Она преобразилась. Мы впервые видели такое преображение.
Это было превращение, прямо противоположное тому, что произошло с мамой Симона. Тогда мы увидели, как всё, что есть в человеке, сжимается и ускользает через тоннель. Мы наблюдали, как она умирает.
Теперь мы смотрели за тем, как человек пробуждается к жизни.
Кожа фрёкен Кристиансен изменилась. Как будто прикосновение Симона обладало магической силой.
Её кожа всегда была желтоватой. Ровной, прозрачной, но какой-то безжизненно-желтоватой. Похожей цветом на алебастровую солонку на кухне моих родителей.
Теперь её кожа покраснела изнутри. Как будто к ней прилила кровь.
Она ничего не сказала. Не пошевелилась. Но она изменилась внутри и стала другим человеком.
Зазвонил звонок — хрупкий, далёкий колокольчик, возвещающий о том, что тихий час закончился и что сейчас будет горячая еда.
Мимо пронёсся поезд. Мы услышали машины на Энгхэвевай.
Фрёкен Кристиансен подняла руки. Одной рукой она сняла чепец, который носили все воспитательницы. Другой распустила волосы.

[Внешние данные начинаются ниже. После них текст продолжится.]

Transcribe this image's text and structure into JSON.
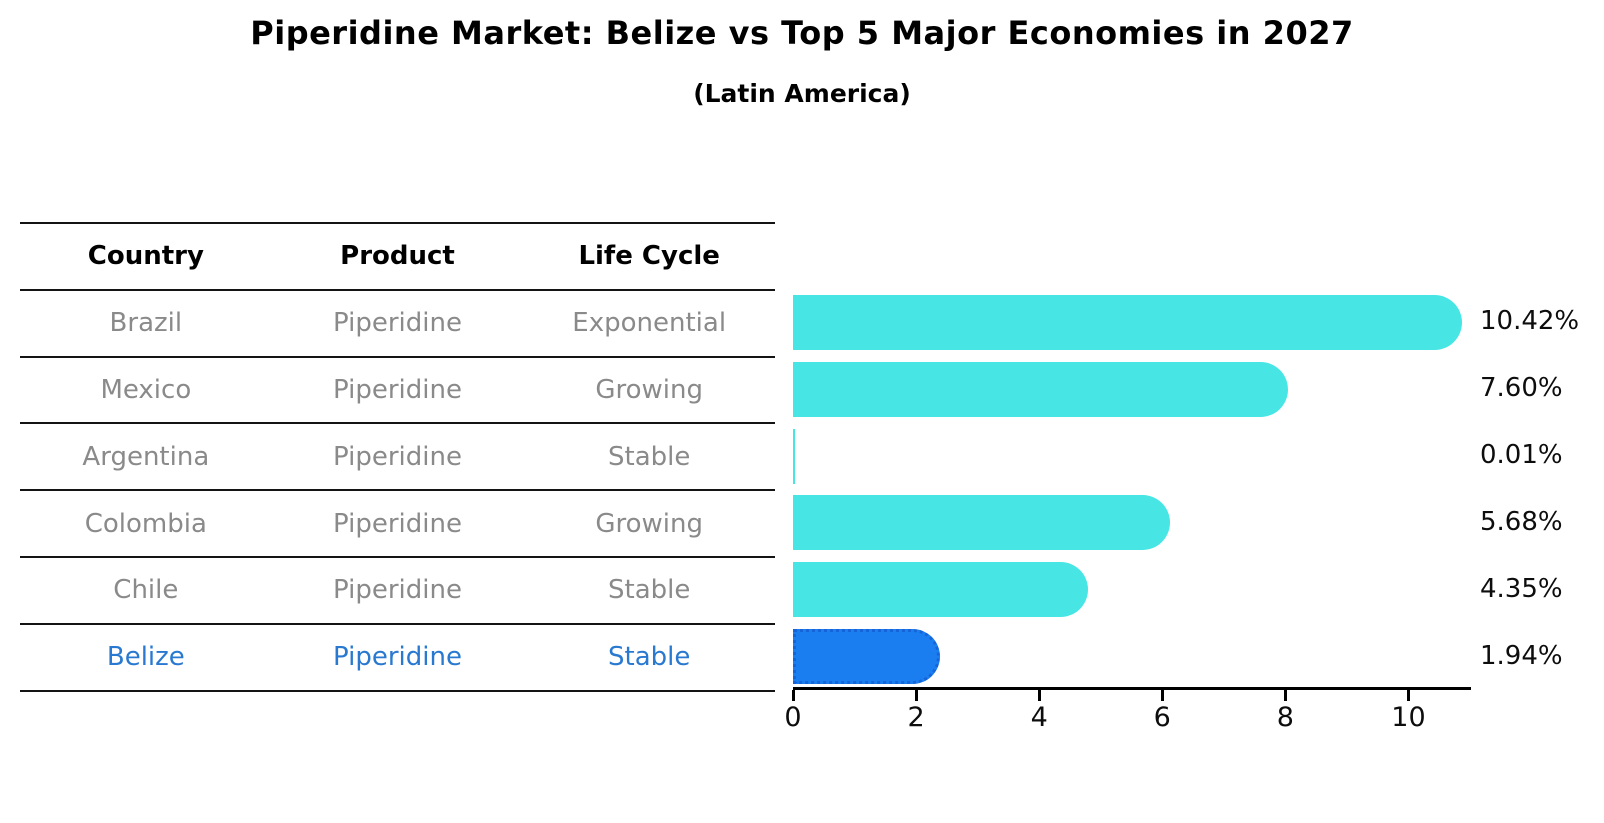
{
  "title": "Piperidine Market: Belize vs Top 5 Major Economies in 2027",
  "subtitle": "(Latin America)",
  "table": {
    "headers": [
      "Country",
      "Product",
      "Life Cycle"
    ],
    "rows": [
      {
        "country": "Brazil",
        "product": "Piperidine",
        "life_cycle": "Exponential",
        "highlight": false
      },
      {
        "country": "Mexico",
        "product": "Piperidine",
        "life_cycle": "Growing",
        "highlight": false
      },
      {
        "country": "Argentina",
        "product": "Piperidine",
        "life_cycle": "Stable",
        "highlight": false
      },
      {
        "country": "Colombia",
        "product": "Piperidine",
        "life_cycle": "Growing",
        "highlight": false
      },
      {
        "country": "Chile",
        "product": "Piperidine",
        "life_cycle": "Stable",
        "highlight": false
      },
      {
        "country": "Belize",
        "product": "Piperidine",
        "life_cycle": "Stable",
        "highlight": true
      }
    ]
  },
  "chart_data": {
    "type": "bar",
    "orientation": "horizontal",
    "title": "Piperidine Market: Belize vs Top 5 Major Economies in 2027 (Latin America)",
    "categories": [
      "Brazil",
      "Mexico",
      "Argentina",
      "Colombia",
      "Chile",
      "Belize"
    ],
    "values": [
      10.42,
      7.6,
      0.01,
      5.68,
      4.35,
      1.94
    ],
    "value_labels": [
      "10.42%",
      "7.60%",
      "0.01%",
      "5.68%",
      "4.35%",
      "1.94%"
    ],
    "highlight_index": 5,
    "xlabel": "",
    "ylabel": "",
    "xlim": [
      0,
      11
    ],
    "xticks": [
      0,
      2,
      4,
      6,
      8,
      10
    ],
    "grid": false,
    "legend": "none",
    "bar_color": "#47E6E4",
    "highlight_bar_color": "#1A7DF0",
    "highlight_border_color": "#1565D8",
    "bar_style": "rounded-right-cap",
    "highlight_border_style": "dotted"
  }
}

Лишь у её кровати, лишь во сне мы видели её с распущенными волосами.
Теперь мы увидели это в реальности.
Она распустила волосы так, будто выпускала что-то на волю, пряди заструились вокруг её лица и шеи, иссиня-чёрные, словно иссиня-чёрные волны или змеи, которые вырвались на свободу.
*
Я замолчал.
Я побывал в Вальбю, побывал в бочке, под её сводом, словно в трюме судна. И Лиза, и я — мы оба побывали там.
Теперь мы смотрели на Орхусский залив. Утренний свет постепенно, неуловимо для глаз разрастался. Казалось, он не появляется откуда-то извне, а всё время таился где-то рядом, и вот теперь лучи его пробились наружу.
Вода в заливе вспыхнула изнутри. И соседний дом. И перила террасы, на которой мы сидели, как будто засветились — хотя на них падала тень.
— А потом? — спросила она.
— Она никогда больше не запрещала нам пить воду из крана. Не обращала внимания на оливки. Она не ругала нас, когда мы делились друг с другом едой. Случалось, что она прикасалась к кому-нибудь из детей. Иногда гладила кого-то по голове. Или сажала к себе на колени.
— Но не нас?
— Нет, — ответил я. — К нам она никогда не прикасалась.